Made well, this is a moisture problem solved by layering. The grilled meat is rested briefly so it holds its juice, then sliced across the grain into strips short enough to bite through cleanly, because a long strip drags the whole filling out in one pull. The peppers and onions go in seared but drained, since the liquor they throw off is what floods a wrap from the inside. The rice goes in dry-grained and the beans thick, laid against the tortilla as an absorbent floor under the wet fajita load so the juices soak into ballast instead of into the wheat.

The faults are all overload and slack. Too much rested meat juice and unseasoned pepper liquor and the tortilla saturates and tears across the belly at the first bite. A tortilla rolled loose lets the core shift and the back end spill down the hand. Strips left long pull the whole filling out in a single tug, leaving a mouthful of bread and an empty wrap. A clean build is a cohesive cylinder where the char on the steak still reads through the rice and the crema; a sloppy one is a hot leak the moment it is lifted.

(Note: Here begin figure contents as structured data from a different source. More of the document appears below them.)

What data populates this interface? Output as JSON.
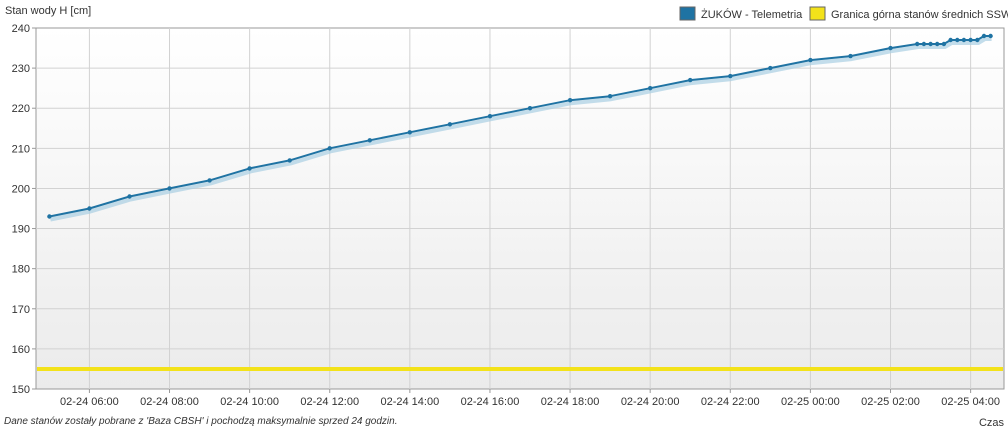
{
  "chart_data": {
    "type": "line",
    "ylabel": "Stan wody H [cm]",
    "xlabel": "Czas",
    "ylim": [
      150,
      240
    ],
    "yticks": [
      150,
      160,
      170,
      180,
      190,
      200,
      210,
      220,
      230,
      240
    ],
    "xlim": [
      "2024-02-24T04:40",
      "2024-02-25T04:50"
    ],
    "xticks": [
      "02-24 06:00",
      "02-24 08:00",
      "02-24 10:00",
      "02-24 12:00",
      "02-24 14:00",
      "02-24 16:00",
      "02-24 18:00",
      "02-24 20:00",
      "02-24 22:00",
      "02-25 00:00",
      "02-25 02:00",
      "02-25 04:00"
    ],
    "grid": true,
    "legend_position": "top-right",
    "series": [
      {
        "name": "ŻUKÓW - Telemetria",
        "color": "#1f73a3",
        "points": [
          [
            "02-24 05:00",
            193
          ],
          [
            "02-24 06:00",
            195
          ],
          [
            "02-24 07:00",
            198
          ],
          [
            "02-24 08:00",
            200
          ],
          [
            "02-24 09:00",
            202
          ],
          [
            "02-24 10:00",
            205
          ],
          [
            "02-24 11:00",
            207
          ],
          [
            "02-24 12:00",
            210
          ],
          [
            "02-24 13:00",
            212
          ],
          [
            "02-24 14:00",
            214
          ],
          [
            "02-24 15:00",
            216
          ],
          [
            "02-24 16:00",
            218
          ],
          [
            "02-24 17:00",
            220
          ],
          [
            "02-24 18:00",
            222
          ],
          [
            "02-24 19:00",
            223
          ],
          [
            "02-24 20:00",
            225
          ],
          [
            "02-24 21:00",
            227
          ],
          [
            "02-24 22:00",
            228
          ],
          [
            "02-24 23:00",
            230
          ],
          [
            "02-25 00:00",
            232
          ],
          [
            "02-25 01:00",
            233
          ],
          [
            "02-25 02:00",
            235
          ],
          [
            "02-25 02:40",
            236
          ],
          [
            "02-25 02:50",
            236
          ],
          [
            "02-25 03:00",
            236
          ],
          [
            "02-25 03:10",
            236
          ],
          [
            "02-25 03:20",
            236
          ],
          [
            "02-25 03:30",
            237
          ],
          [
            "02-25 03:40",
            237
          ],
          [
            "02-25 03:50",
            237
          ],
          [
            "02-25 04:00",
            237
          ],
          [
            "02-25 04:10",
            237
          ],
          [
            "02-25 04:20",
            238
          ],
          [
            "02-25 04:30",
            238
          ]
        ]
      },
      {
        "name": "Granica górna stanów średnich SSW",
        "color": "#f3e21a",
        "constant": 155
      }
    ]
  },
  "footer": {
    "note": "Dane stanów zostały pobrane z 'Baza CBSH' i pochodzą maksymalnie sprzed 24 godzin."
  }
}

Cut into a good one and the steam carries grilled beef, scorched pepper skin, and a whiff of charred onion. The tortilla is warm and pliant, the rice and beans soft and starchy underneath, the strips of meat giving with a faint resistance from the grill. The pepper still has a little snap to it where it was pulled off the heat in time, the guacamole cool and slick against the warm core, the salsa sharp enough to cut the richness. The first bite reaches char and fat and acid at once, the seared edge of the steak landing through the soft floor of starch.

This is Tex-Mex on the move, the table-side spectacle packed into one hand. At a counter the order is usually built to spec, the cook calling back the protein, steak or chicken, and asking the run of toppings before the tortilla goes on the steam. The fajita platter it descends from still arrives at sit-down tables on a cast-iron skillet loud enough to turn heads, with the tortillas, cheese, and guacamole served alongside to be wrapped by the diner; the burrito form simply makes that wrapping decision once, in the kitchen.

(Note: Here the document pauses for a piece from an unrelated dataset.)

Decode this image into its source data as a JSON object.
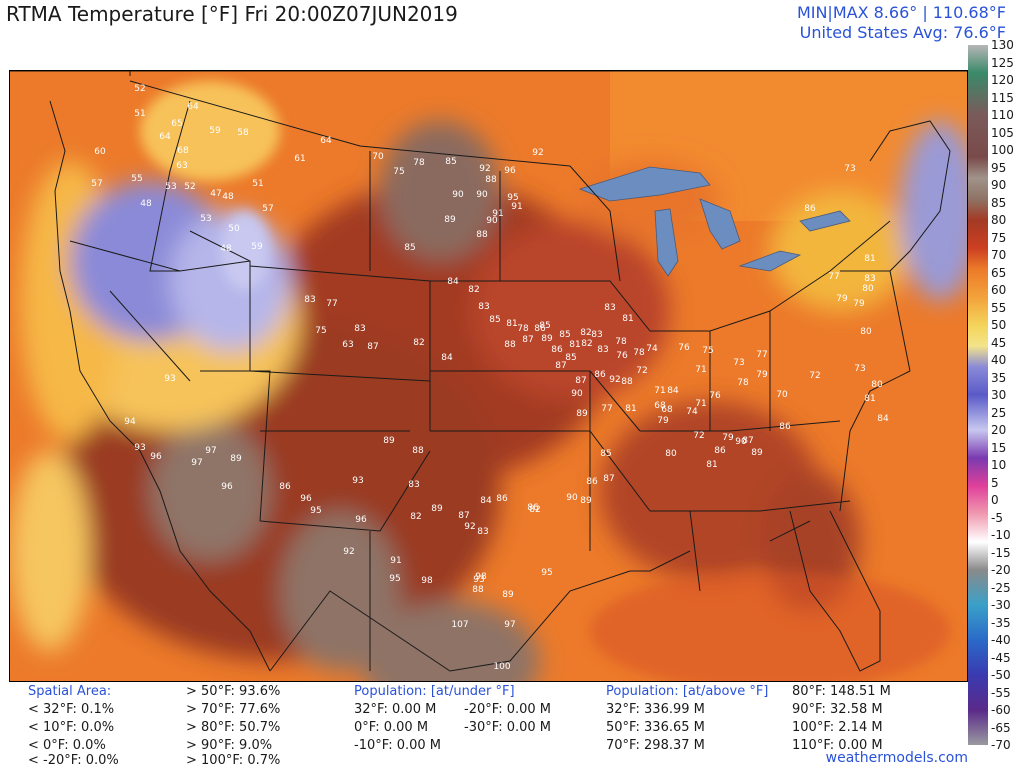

Press and griddle the rolled burrito until the tortilla browns and crisps and you have the grilled fajita burrito, a toasted-skin version of the same core. Drop the tortilla and serve the components open on the skillet to be built by hand and you are back to fajitas proper, the table-built parent form. Bury the rolled burrito under chile sauce and melted cheese and it becomes a wet burrito, a fork-and-knife construction rather than a handheld one. None of these is the fajita burrito; each pulls the same grilled filling toward a different structure.

Origin and history of the fajita burrito

The fajita is the older and more documented half, and it is Texan ranch food before it is anything else. The cut, beef skirt steak, is the diaphragm muscle that vaqueros in the Rio Grande Valley were given as part of their pay in the 1930s and 1940s, grilled over open fire and eaten in tortillas. Faja means belt or strip in Spanish, and the diminutive fajita names the strip of meat itself.

It went commercial in a traceable sequence. In September 1969 Sonny Falcón, an Austin meat-market manager, ran what is recorded as the first commercial fajita-taco stand at a 16 de septiembre celebration in Kyle, Texas. In 1973 Ninfa Laurenzo began serving grilled skirt steak in flour tortillas as tacos al carbón at her restaurant on Navigation Boulevard in Houston, selling 250 the first day, and that dish carried the fajita into the restaurant mainstream.

The burrito wrapper around it is the later, American move, and no inventor of the combination is documented; it is the product of Tex-Mex counters folding a regional grill specialty into the flour-tortilla cylinder already on the menu. The hard anchor is the cut and the date the strip went up for sale as a named dish: a meat-market manager's stand at a Kyle, Texas festival in September 1969.